States are “imminently threatened in their proprietary capacities should they renew those existing contracts (thus triggering the mandate as well) or should they choose to bid on new contracts to which the mandate applies,” the court wrote in its order. “And if they chose not to renew such contracts given the contractor mandate, they could lose millions of dollars in funding from the federal government for critical state programs.”

Defendants had reasonably argued the COVID-19 vaccine mandate for contractors infringes on states’ rights.

“They have also plausibly alleged that the federal government has intruded upon an area traditionally left to the states—the regulation of the public health of state citizens in general and the decision whether to mandate vaccination in particular,” the judges wrote Wednesday.

The vaccine requirement for contractors was part of President Joe Biden’s announcement on sweeping mandates, including the controversial rule that requires workers at companies with 100 or more workers to submit to weekly testing or get the vaccine. Biden also mandated federal workers to get the shot, and the federal Centers for Medicare & Medicaid Services to have Medicare- and Medicaid-funded health care facilities require their workers to get the shot.

“This ensures, while the case continues to proceed, that federal contractors in Kentucky aren’t subject to the Biden Administration’s unlawful mandate,” Kentucky Attorney General Daniel Cameron, a Republican who filed the lawsuit against the mandate, said in a Thursday statement.
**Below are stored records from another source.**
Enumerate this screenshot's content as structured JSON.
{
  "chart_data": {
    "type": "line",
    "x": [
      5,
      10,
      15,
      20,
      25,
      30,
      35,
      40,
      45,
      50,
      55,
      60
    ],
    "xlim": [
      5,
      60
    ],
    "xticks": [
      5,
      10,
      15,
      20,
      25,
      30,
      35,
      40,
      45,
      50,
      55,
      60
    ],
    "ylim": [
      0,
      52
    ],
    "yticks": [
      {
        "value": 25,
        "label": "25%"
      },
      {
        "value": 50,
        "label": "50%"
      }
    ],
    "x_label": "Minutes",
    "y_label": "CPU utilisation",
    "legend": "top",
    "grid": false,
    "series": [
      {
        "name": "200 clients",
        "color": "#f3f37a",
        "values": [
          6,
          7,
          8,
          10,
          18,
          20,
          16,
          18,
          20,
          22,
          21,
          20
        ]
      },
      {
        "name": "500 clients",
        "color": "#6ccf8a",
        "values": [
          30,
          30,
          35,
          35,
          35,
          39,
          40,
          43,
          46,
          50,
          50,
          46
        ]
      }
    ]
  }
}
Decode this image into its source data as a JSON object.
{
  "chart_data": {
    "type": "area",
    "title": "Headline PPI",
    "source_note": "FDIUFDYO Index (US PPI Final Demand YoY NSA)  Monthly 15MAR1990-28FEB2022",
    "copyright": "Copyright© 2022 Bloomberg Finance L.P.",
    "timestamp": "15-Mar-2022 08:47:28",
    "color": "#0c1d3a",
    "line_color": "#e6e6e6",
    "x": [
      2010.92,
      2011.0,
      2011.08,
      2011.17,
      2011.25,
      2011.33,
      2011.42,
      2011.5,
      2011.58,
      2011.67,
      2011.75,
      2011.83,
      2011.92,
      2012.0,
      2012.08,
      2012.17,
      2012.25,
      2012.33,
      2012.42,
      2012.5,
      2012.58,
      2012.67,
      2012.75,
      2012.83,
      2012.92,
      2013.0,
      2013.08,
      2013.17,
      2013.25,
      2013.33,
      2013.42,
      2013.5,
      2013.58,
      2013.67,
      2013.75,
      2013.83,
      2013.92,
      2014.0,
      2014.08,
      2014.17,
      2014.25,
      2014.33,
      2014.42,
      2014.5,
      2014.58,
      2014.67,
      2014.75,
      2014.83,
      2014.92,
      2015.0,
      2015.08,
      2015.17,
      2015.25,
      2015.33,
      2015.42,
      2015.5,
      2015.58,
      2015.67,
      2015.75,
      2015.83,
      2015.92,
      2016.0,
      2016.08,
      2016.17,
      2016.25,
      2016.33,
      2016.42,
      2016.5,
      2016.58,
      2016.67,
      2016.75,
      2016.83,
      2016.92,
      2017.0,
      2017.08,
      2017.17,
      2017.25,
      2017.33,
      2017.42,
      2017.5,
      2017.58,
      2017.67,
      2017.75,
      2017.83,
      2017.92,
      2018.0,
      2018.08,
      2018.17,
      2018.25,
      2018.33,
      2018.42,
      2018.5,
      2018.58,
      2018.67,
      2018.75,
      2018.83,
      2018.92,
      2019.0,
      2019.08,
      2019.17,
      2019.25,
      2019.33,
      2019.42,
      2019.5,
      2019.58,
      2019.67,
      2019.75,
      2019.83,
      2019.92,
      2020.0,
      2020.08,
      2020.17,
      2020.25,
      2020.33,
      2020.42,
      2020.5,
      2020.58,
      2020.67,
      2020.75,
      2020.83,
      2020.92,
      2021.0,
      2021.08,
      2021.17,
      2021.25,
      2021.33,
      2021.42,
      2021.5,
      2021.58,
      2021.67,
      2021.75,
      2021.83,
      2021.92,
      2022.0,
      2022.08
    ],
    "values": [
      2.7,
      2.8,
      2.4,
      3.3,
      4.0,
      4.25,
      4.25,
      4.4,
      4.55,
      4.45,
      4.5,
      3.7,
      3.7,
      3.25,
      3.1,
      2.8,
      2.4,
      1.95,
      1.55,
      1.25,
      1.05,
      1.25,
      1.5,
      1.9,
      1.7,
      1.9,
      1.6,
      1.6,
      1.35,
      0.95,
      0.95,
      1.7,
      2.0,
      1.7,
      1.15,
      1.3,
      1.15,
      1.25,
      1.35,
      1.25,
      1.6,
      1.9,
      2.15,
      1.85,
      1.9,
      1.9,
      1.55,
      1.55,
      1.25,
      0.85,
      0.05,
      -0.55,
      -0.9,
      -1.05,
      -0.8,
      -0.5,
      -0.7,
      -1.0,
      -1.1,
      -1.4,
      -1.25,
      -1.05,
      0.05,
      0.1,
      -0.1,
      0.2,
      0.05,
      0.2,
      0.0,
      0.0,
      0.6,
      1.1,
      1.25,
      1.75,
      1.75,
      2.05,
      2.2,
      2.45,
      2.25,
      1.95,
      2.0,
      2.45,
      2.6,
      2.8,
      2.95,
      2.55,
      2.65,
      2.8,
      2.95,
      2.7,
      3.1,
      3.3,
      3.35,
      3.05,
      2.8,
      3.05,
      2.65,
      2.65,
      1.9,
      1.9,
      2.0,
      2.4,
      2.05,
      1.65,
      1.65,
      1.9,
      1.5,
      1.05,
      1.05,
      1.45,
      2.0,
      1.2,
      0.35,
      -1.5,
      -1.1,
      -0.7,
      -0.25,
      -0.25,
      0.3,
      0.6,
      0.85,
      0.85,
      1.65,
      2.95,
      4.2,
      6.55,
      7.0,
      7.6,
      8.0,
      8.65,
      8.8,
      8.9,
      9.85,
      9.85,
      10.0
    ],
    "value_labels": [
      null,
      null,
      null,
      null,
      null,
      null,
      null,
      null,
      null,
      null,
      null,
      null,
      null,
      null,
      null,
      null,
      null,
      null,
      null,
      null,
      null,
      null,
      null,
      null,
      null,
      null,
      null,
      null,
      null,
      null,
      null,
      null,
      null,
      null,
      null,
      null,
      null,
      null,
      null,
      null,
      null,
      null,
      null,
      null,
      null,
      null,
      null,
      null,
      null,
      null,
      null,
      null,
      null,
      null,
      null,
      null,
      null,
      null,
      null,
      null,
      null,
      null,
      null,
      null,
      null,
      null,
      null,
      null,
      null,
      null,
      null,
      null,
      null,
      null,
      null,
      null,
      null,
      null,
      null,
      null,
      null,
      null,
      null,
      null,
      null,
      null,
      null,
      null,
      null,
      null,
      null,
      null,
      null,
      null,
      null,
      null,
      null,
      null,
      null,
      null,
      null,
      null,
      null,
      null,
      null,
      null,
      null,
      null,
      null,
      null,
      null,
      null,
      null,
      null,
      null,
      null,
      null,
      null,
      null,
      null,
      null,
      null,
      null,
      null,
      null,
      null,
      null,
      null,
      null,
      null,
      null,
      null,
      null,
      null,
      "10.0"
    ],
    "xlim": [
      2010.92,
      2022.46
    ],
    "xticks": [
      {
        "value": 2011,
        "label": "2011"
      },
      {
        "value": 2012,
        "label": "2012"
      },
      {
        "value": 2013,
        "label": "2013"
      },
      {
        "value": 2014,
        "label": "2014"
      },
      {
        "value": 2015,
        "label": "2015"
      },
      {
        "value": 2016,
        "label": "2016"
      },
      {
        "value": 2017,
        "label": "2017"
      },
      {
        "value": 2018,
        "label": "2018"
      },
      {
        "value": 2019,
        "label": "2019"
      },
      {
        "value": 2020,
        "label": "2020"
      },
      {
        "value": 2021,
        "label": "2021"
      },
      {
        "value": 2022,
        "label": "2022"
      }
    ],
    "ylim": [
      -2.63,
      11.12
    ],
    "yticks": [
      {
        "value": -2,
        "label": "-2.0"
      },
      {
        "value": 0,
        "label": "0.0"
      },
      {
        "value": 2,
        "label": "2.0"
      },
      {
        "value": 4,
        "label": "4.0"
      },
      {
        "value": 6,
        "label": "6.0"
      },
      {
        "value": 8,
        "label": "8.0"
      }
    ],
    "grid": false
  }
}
On Friday, the U.S. Supreme Court is scheduled to hold a special session to weigh challenges to Biden’s vaccine mandate for health care workers and private businesses.

A panel on the Sixth Court of Appeals on Dec. 17 ruled (pdf) that the Occupational Safety and Health Administration, or OSHA, has the legal authority to issue its emergency temporary standard that impacts private businesses. The rule carries hefty fines of thousands of dollars per violation.

Weeks before that, the U.S. Fifth Court of Appeals in November blocked the OSHA mandate. Days later, it reaffirmed its decision in a scathing ruling by calling the mandate “staggeringly overbroad.”